A buddy of mine, Mr. Greenjeans, just scored this 75 FLH from a local....it has been sitting on this guy's front porch for 15 yrs, had not been run, was the only owner. He traded some work on the guy's tractor for it, but he has been after this bike for years. It has 15K original miles, and it was fired off for the first time this past Saturday. Little prep work had to be done, gas tank was fairly clean, new plugs installed, motor had been turned over, not locked up.




http://www.youtube.com/watch?v=BCJgE02cmJg


----------



## stihl sawing (Dec 3, 2010)

Sweet, He gets that thing cleaned up and it will be worth some cash.

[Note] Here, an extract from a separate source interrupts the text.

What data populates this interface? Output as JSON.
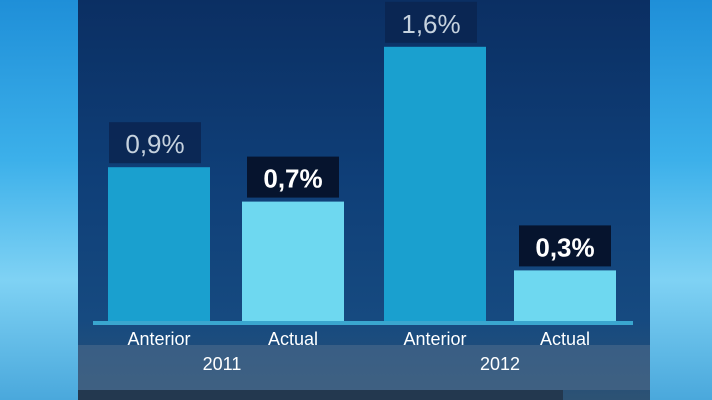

Always good to see old bikes brought back to life.


----------



## KD57 (Dec 3, 2010)

That is a real nice find, old iron for sure.


----------



## mtfallsmikey (Dec 3, 2010)

*Pics*

Sitting on the trailer when it was brought in to the shop...


----------



## motor (Dec 3, 2010)

I'd be pissed if I had to have that big inspection sticker on my bike!!

Here's my 76 FLH


----------



## Biker Dude (Dec 4, 2010)

That's going to be a sweeet ride once it's cleaned up! Gotta love those classic lines.


----------



## randalicious (Dec 4, 2010)

*Old Harleys on porches*

It even came with the batwing fairing? What a deal! I remember seeing an old one parked on a porch while cruising around cotton fields near Uvalde, TX about 20 yrs ago. Wonder if it's still there. Wonder if I could ever find the house again? Probably not.
.
I'd worry about all the knocking coming from the bike in the Youtube video above.


----------



## Biker Dude (Dec 5, 2010)

Shovelheads are noisy by nature, it's all good.


----------



## mustangwagz (Dec 5, 2010)

Beatiful ole ironhead. Some elbow grease and money and it'lll be a sweeeet ride. Gimme an ironhead anyday of the week. A little maintenance here and there, adjust your points and push-rods, and away they go. 15k on it ya say? i'm sure it'll need heads taken off and new guides installed. mine has 19k on it needs done. guess they say every 5k ya oughta have them done if ya dont want to worry about oil consumption, but hell..its cheaper, easier to pour a little more into them than it is to tear it all down. besides, ironhead just wouldnt be an ironhead without a little oil burning! lol It got any leaks yet? my primary is only thing that drips. and it only drips like once a month if i aint ridin it. If i ride it daily (like in the summer for example) it wont leak. 

Tell your buddy i said good job. Good to see more ppl going back to the ole bikes. Harly can stick the evo's! lol


----------



## mtfallsmikey (Dec 6, 2010)

mustangwagz said:


> Beatiful ole ironhead. Some elbow grease and money and it'lll be a sweeeet ride. Gimme an ironhead anyday of the week. A little maintenance here and there, adjust your points and push-rods, and away they go. 15k on it ya say? i'm sure it'll need heads taken off and new guides installed. mine has 19k on it needs done. guess they say every 5k ya oughta have them done if ya dont want to worry about oil consumption, but hell..its cheaper, easier to pour a little more into them than it is to tear it all down. besides, ironhead just wouldnt be an ironhead without a little oil burning! lol It got any leaks yet? my primary is only thing that drips. and it only drips like once a month if i aint ridin it. If i ride it daily (like in the summer for example) it wont leak.
> 
> Tell your buddy i said good job. Good to see more ppl going back to the ole bikes. Harly can stick the evo's! lol




Yeah, it has leaks...and the batwing fairing came on it, it is Harley, not aftermarket.

Mr. Greenjeans also has an ole Harley 2-stroke 3-wheel golf cart too, as well as a '42 WLA.


----------



## Toddppm (Dec 6, 2010)

Cool project, had a Harley electric cart I gave to my dad:biggrinbounce2: Once the batteries went, he didn't want to spend the dough on new ones, not sure what he did with it?


----------



## loadthestove (Dec 31, 2010)

Great find,wish i could fine something like that around here...


----------